Less well known is that Army planners are preparing for quite a different scenario: that they will have to sustain, through multiple rotations, the current number of troops for another four years.

"We are now into '07-'09 in our planning," Gen. Peter Schoomaker, the Army chief of staff, said in an Associated Press interview Saturday. By that he meant his planners are sketching out which combat and support units can be called upon to sustain the current force levels through 2009.

Since decisions about future troop levels are not his to make, Schoomaker is planning for the "worst case" in terms of what will be required in the years ahead. He said the number could be adjusted lower, if called for, by slowing the force rotation or by shortening tours for soldiers.

Schoomaker said commanders in Iraq and others who are in the chain of command will decide how many troops will be needed next year and beyond. His responsibility is to provide them, trained and equipped.

About 138,000 U.S. troops, including about 25,000 Marines, are now in Iraq.

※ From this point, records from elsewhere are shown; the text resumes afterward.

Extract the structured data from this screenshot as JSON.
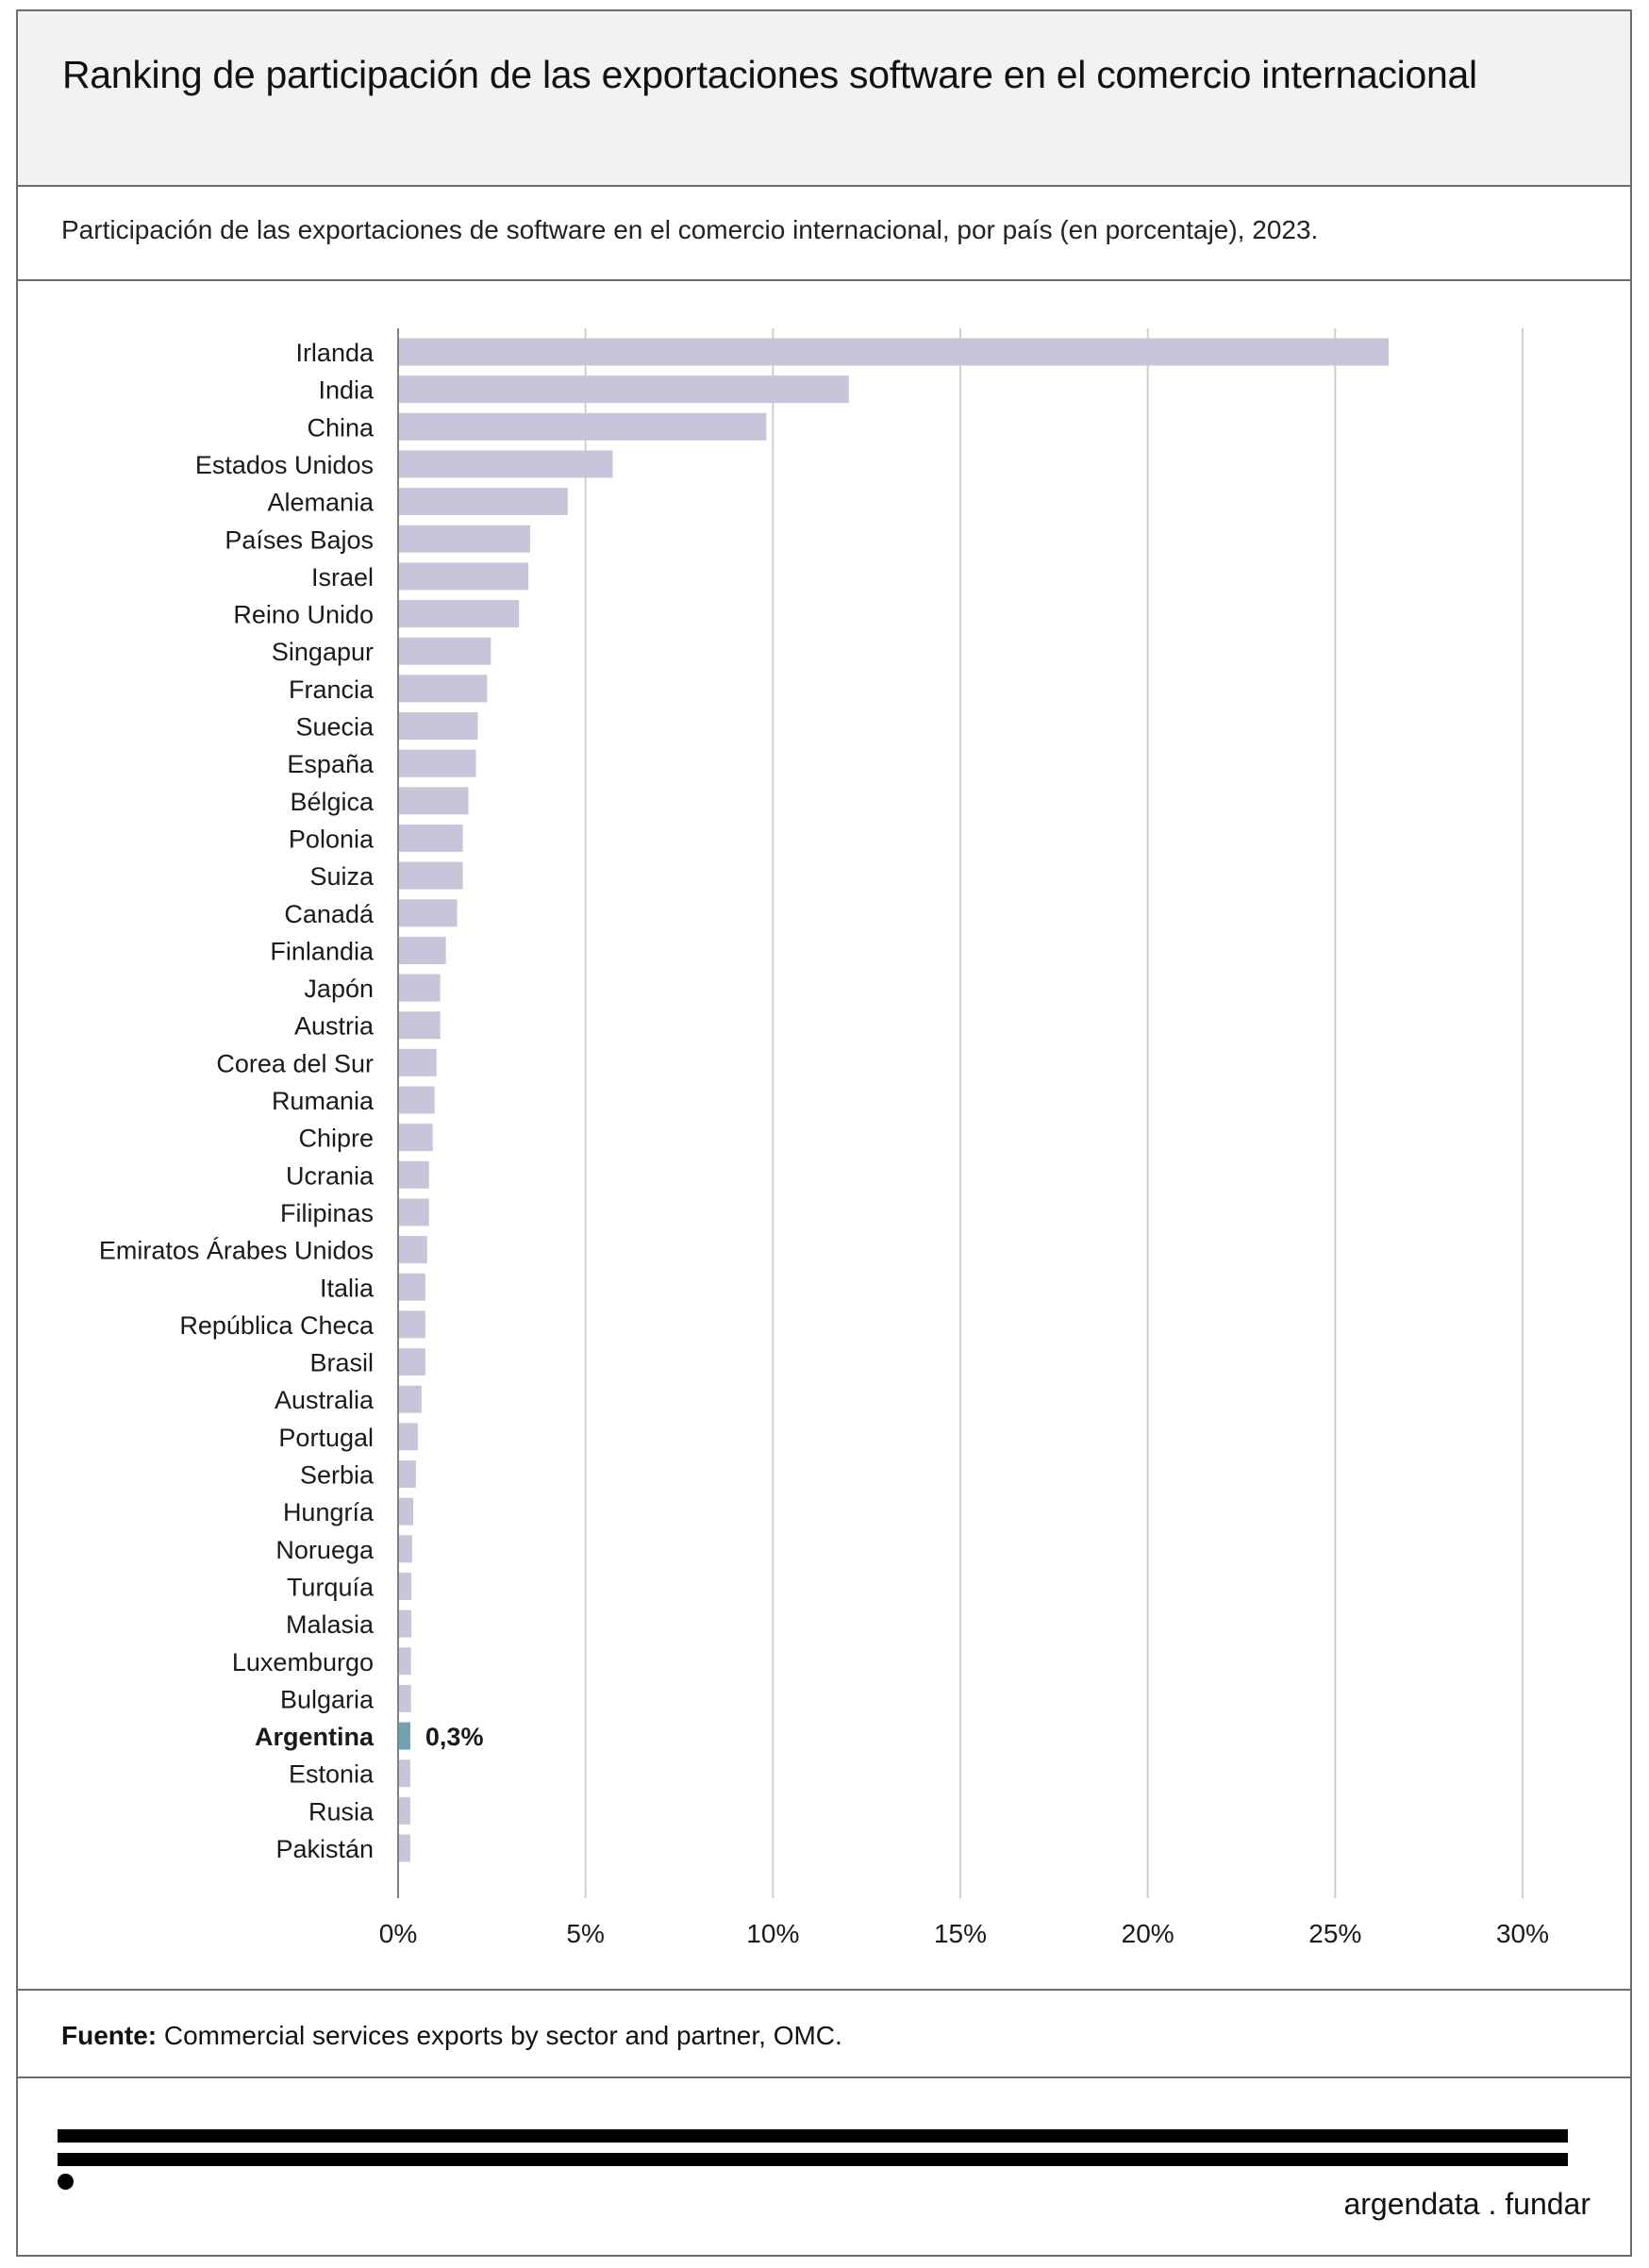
{
  "title": "Ranking de participación de las exportaciones software en el comercio internacional",
  "subtitle": "Participación de las exportaciones de software en el comercio internacional, por país (en porcentaje), 2023.",
  "source": {
    "label": "Fuente:",
    "text": " Commercial services exports by sector and partner, OMC."
  },
  "brand": "argendata . fundar",
  "colors": {
    "bar": "#c7c5da",
    "highlight": "#6fa3b4",
    "grid": "#cfcfcf",
    "axis": "#808080"
  },
  "chart_data": {
    "type": "bar",
    "orientation": "horizontal",
    "title": "",
    "xlabel": "",
    "ylabel": "",
    "xlim": [
      0,
      30
    ],
    "x_ticks": [
      "0%",
      "5%",
      "10%",
      "15%",
      "20%",
      "25%",
      "30%"
    ],
    "grid": true,
    "highlight": {
      "category": "Argentina",
      "label": "0,3%"
    },
    "categories": [
      "Irlanda",
      "India",
      "China",
      "Estados Unidos",
      "Alemania",
      "Países Bajos",
      "Israel",
      "Reino Unido",
      "Singapur",
      "Francia",
      "Suecia",
      "España",
      "Bélgica",
      "Polonia",
      "Suiza",
      "Canadá",
      "Finlandia",
      "Japón",
      "Austria",
      "Corea del Sur",
      "Rumania",
      "Chipre",
      "Ucrania",
      "Filipinas",
      "Emiratos Árabes Unidos",
      "Italia",
      "República Checa",
      "Brasil",
      "Australia",
      "Portugal",
      "Serbia",
      "Hungría",
      "Noruega",
      "Turquía",
      "Malasia",
      "Luxemburgo",
      "Bulgaria",
      "Argentina",
      "Estonia",
      "Rusia",
      "Pakistán"
    ],
    "values": [
      26.4,
      12.0,
      9.8,
      5.7,
      4.5,
      3.5,
      3.45,
      3.2,
      2.45,
      2.35,
      2.1,
      2.05,
      1.85,
      1.7,
      1.7,
      1.55,
      1.25,
      1.1,
      1.1,
      1.0,
      0.95,
      0.9,
      0.8,
      0.8,
      0.75,
      0.7,
      0.7,
      0.7,
      0.6,
      0.5,
      0.45,
      0.38,
      0.35,
      0.33,
      0.33,
      0.32,
      0.32,
      0.3,
      0.3,
      0.3,
      0.3
    ]
  }
}
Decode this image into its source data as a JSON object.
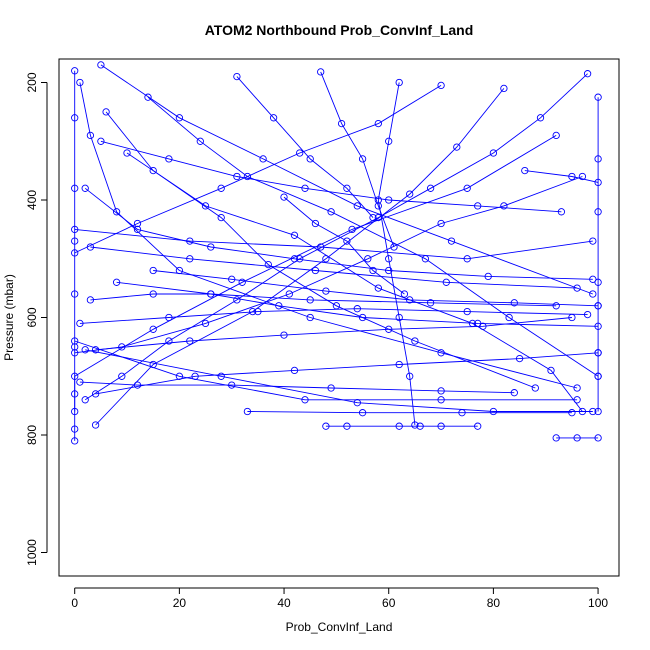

Schoomaker's comments come amid indications from Bush administration officials and commanders in Iraq that the size of the U.S. force may be scaled back next year if certain conditions are achieved.

Among those conditions: an Iraqi constitution must be drafted in coming days; it must be approved in a national referendum; and elections must be held for a new government under that charter.

Schoomaker, who spoke aboard an Army jet on the trip back to Washington from Kansas City, Mo., made no predictions about the pace of political progress in Iraq. But he said he was confident the Army could provide the current number of forces to fight the insurgency for many more years. The 2007-09 rotation he is planning would go beyond President Bush's term in office, which ends in January 2009.

Schoomaker was in Kansas City for a dinner Friday hosted by the Military Order of the World Wars, a veterans organization.

"We're staying 18 months to two years ahead of ourselves" in planning which active-duty and National Guard and Reserve units will be provided to meet the commanders' needs, Schoomaker said in the interview.

The main active-duty combat units that are scheduled to go to Iraq in the coming year are the 101st Airborne Division, based at Fort Campbell, Ky., and the 4th Infantry Division from Fort Hood, Texas. Both did one-year tours earlier in the war.

The Army has changed the way it arranges troop rotations.

Instead of sending a full complement of replacement forces each 12-month cycle, it is stretching out the rotation over two years.